Model train event a hoot
Published 8:51 pm Monday, March 17, 2014
I was never into model trains as a kid, nor am I as an adult. So when Bob Langer contacted me about the ministry he was planning for his church, I was careful not to let my ignorance get in the way.
In his email, Langer said that Wilroy Baptist Church’s Model Train Expo would be “unique to Suffolk.”
I tried to visualize the scene: a church hall with model trains whizzing around miniature landscapes. Retired men dressed as train engineers seated behind the controls. Excited children, who even got to take a turn at being a driver.
After witnessing the event on Saturday, my pre-event visualization was in the ballpark, but not spot-on. The biggest thing that surprised me was the degree of detail in the models.

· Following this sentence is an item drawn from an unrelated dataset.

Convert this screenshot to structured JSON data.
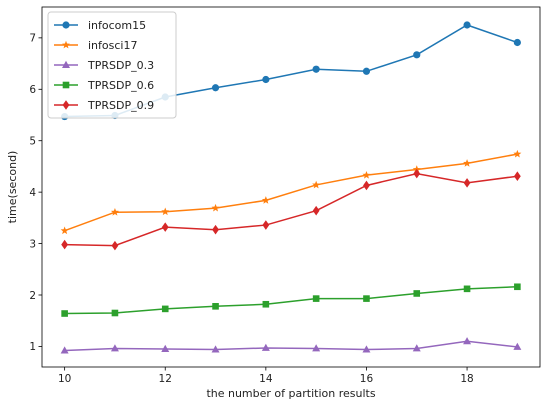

Most of the detail was impressive, but it was still pretty much what you would expect — fields with farm animals, cars and trucks on the roads, freight yards, water towers, places of businesses. But one thing really captured my attention.
Someone from the Tidewater Modular Railroad Club, which was one of three model railroad clubs Langer had lined up for the expo, went to the trouble of portraying a dinosaur-dig beside the tracks. A neatly dug hole in the ground revealed what I think was a tyrannosaurus.
“I’ve seen model (train) layouts where they’ve had dinosaurs; I’ve seen a lot of things like that,” Langer said when a reporter pointed out the dino-dig.
“There’s a lot of imagination in this. My model railroad at home, I based it on a real railroad; but really, it’s in my mind’s eye.”
By about 1 p.m., Langer said, there had been about 92 people through the door for the event.
While some of them, like me, probably were not model train buffs, all of them, again like me, appreciated the detail and skill put into each of the three sets on display.
Langer had said his objective was to introduce the church to its neighbors, and I would say he and his team did that admirably.
I’ve seen churches do other different secular-type things to get folks in the door, like car shows, but this was definitely the first model train expo I’d seen.
I’m not about to race out and buy a model train set, but I’ve learned more about a local church that I knew nothing about before, and now I better understand the psychology of the model train buff. Those are both positive results.